IBM's knack for disruptive technologies, like blockchain and cloud-accessible quantum capabilities, has carried it through the years.
Its communication platform, Watson Workspace, is not one of those technologies.
On Wednesday, Big Blue announced its "cloud service withdrawal" for Watson Workspace marketing and "anticipates ending" the service entirely by Feb. 28. Content currently stored on Watson Workspace will expire within a month of its termination though service support will continue through the remainder of its existence.
The company is discontinuing selling Watson Workspace because it hasn't "seen it sufficiently resonate with clients or obtain traction in the marketplace," according to IBM's announcement.
In a increasingly crowded area of technology, IBM was unable court customer interest, focusing on a niche platform rather than fostering broad market appeal. Its strategy left Watson Workspace far behind well-known communication platform brands like Slack and Microsoft Teams.
The quiet player
When IBM's product was announced in October 2016, the same time Workplace by Facebook launched, IBM promised a collaborative solution where employees could communicate and have a single stream of applications. The premise is near identical to the application integration models of other offerings in the communication platform market.
Yet when asked, market experts weren't as familiar with the platform as other incumbents.
"I've never seen a deployment of IBM Watson Workspace in my 12-year career in the collaboration industry," Carrie Basham Young, principal and CEO of Talk Social to Me, told CIO Dive in an email.
"We haven't seen any customer come to the table and say, 'we want something from IBM because it's easy to use,' or 'our employees are clamoring for the latest and greatest from IBM,'" said Basham Young.
Watson Workspace is part of what Gartner calls the Workstream Collaboration market. The firm acknowledges no single vendor dominates the space so it opens the market up for "duality," Mike Gotta, VP analyst for Gartner, told CIO Dive in an email.
The duality is between horizontal vendors that serve more general needs and vendors that are more in tune with specific business use cases or scenarios. IBM was one of the vendors to try to do the latter, according to Gotta. Slack and Microsoft Teams are more horizontally focused.
But the fight right now is serving frontline employees. "So unless you were looking for a Workstream option in those areas, it's not surprising that overall market awareness was not all that universal," said Gotta.
What's Watson Workspace?
Watson Workspace never made a name across workplace communication platforms. The market instead has been dominated by platforms produced by Slack, Microsoft, Google and Facebook.

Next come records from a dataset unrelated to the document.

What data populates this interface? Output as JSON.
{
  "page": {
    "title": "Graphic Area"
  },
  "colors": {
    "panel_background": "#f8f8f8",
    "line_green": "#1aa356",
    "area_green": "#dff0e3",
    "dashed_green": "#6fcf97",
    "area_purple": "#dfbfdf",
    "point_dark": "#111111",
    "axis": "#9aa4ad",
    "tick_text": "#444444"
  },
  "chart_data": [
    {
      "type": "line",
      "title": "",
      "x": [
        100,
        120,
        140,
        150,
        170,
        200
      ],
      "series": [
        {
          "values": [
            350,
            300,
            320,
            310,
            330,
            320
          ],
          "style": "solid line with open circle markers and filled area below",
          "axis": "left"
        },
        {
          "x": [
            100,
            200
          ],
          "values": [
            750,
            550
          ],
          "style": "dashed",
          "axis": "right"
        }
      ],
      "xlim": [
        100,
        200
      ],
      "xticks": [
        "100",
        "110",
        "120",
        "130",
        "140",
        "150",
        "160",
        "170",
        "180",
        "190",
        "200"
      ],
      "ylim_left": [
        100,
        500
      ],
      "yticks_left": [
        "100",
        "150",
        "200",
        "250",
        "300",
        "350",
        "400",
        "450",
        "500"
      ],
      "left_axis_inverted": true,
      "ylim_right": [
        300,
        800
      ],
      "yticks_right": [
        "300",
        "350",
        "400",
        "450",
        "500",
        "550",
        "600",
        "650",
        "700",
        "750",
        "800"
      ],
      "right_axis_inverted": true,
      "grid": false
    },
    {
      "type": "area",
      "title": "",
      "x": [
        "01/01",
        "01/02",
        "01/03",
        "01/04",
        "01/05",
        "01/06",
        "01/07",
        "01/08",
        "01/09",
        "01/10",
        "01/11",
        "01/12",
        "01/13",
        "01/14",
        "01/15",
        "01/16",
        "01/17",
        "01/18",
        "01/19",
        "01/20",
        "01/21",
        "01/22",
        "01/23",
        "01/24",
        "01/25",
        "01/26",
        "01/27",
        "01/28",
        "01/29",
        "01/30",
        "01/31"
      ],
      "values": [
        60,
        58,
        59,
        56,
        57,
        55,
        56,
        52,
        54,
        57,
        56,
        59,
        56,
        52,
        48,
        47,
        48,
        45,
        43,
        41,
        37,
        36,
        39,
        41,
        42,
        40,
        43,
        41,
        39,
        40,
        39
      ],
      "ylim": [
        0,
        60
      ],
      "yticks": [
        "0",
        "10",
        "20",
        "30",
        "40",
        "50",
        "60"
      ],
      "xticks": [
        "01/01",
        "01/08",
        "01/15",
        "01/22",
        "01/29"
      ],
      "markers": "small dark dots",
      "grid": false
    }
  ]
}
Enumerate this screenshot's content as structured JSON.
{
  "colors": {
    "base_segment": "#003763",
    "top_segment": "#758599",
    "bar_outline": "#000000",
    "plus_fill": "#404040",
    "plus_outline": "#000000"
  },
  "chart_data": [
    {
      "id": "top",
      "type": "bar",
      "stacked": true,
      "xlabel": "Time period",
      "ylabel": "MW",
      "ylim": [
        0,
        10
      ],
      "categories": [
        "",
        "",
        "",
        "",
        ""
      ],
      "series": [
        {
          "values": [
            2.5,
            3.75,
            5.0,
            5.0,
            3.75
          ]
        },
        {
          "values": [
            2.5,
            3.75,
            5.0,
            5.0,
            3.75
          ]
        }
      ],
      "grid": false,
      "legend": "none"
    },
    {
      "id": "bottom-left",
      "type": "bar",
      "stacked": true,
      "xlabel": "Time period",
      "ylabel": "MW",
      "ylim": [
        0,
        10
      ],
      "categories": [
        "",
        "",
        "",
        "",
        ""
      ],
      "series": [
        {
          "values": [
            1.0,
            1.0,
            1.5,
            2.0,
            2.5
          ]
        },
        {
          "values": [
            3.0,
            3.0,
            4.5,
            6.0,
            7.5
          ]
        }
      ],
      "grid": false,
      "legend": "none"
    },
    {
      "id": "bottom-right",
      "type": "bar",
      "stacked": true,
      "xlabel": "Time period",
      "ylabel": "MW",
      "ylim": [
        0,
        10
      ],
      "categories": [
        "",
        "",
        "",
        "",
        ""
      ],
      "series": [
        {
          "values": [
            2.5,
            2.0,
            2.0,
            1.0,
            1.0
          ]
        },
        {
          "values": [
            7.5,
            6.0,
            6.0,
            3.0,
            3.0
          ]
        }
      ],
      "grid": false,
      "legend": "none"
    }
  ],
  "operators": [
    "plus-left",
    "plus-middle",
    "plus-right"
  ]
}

The space is open to old players and new ones, "adjacent markets that have extended their core applications to offer various levels of collaboration and communications," said Gotta. Success is deeply rooted in partnerships, business development and innovation.
Workplace by Facebook launched more than 50 software as a service integrations in May and Google Chats and Microsoft Teams have intercompany collaboration offerings through G Suite and Azure. In 2017, Slack and Oracle teamed up for Oracle employees to use the tool in Oracle's software.
Microsoft Teams launched less than a year after IBM's platform in 2017 and is now the fastest growing application in the company's history and used by 329,000 organizations.
Microsoft Teams "eclipsed" Yammer, a social networking service for the enterprise, in its pursuit of collaboration whereas IBM was still connected with tools like Connections and Verse, social and analytics-based collaboration platforms, according to Gotta.
Gartner is beginning to shift Teams from the Workstream Collaboration category into an Meeting Solutions application and ad-hoc document collaboration platform due to its integration capabilities with SharePoint and OneDrive.
The door is open for more vendors to differentiate themselves and narrow their general focus. While this was IBM's trajectory, "this is a tough market to gain awareness and presence in," said Gotta.
Sorry, Big Blue
IBM is a well-known tech provider with a history spanning decades. Its technology helped pave the way to the cloud with magnetic tape. But maybe that's where Watson Workspace suffered.
IBM is involved in so many fields and its communication platform didn't rise to the adoption rates set by its competitors.
"IBM has signed an agreement to divest select collaboration software assets as they are increasingly sold by IBM as stand-alone products," according to IBM, in an emailed statement to CIO Dive. The company "continues to prioritize investments in high-value segments of the IT industry. These include AI for business, hybrid cloud, cybersecurity, analytics, supply chain and blockchain as well as industry-specific cognitive platforms and solutions including healthcare, industrial IoT, and financial services."
Big Blue is not the only company dropping out of the market in the last year.
In July, Atlassian announced Slack was acquiring the its intellectual property of its chat tools, HipChat and Stride. For Atlassian, the offerings were no longer worth the investment needed to compete in a market that wasn't producing the same return as other products in its suite.
It seems like Watson Workspace was a "Band-Aid on a gaping collaboration wound, and now they've realized it's time to visit the doctor," said Basham Young.
"Microsoft, Workplace by Facebook and Slack have realized this and they're executing on the promise of creating value for the rank and file teams," said Basham Young. IBM and VMware also have struggled to effectively capitalize on peer communication.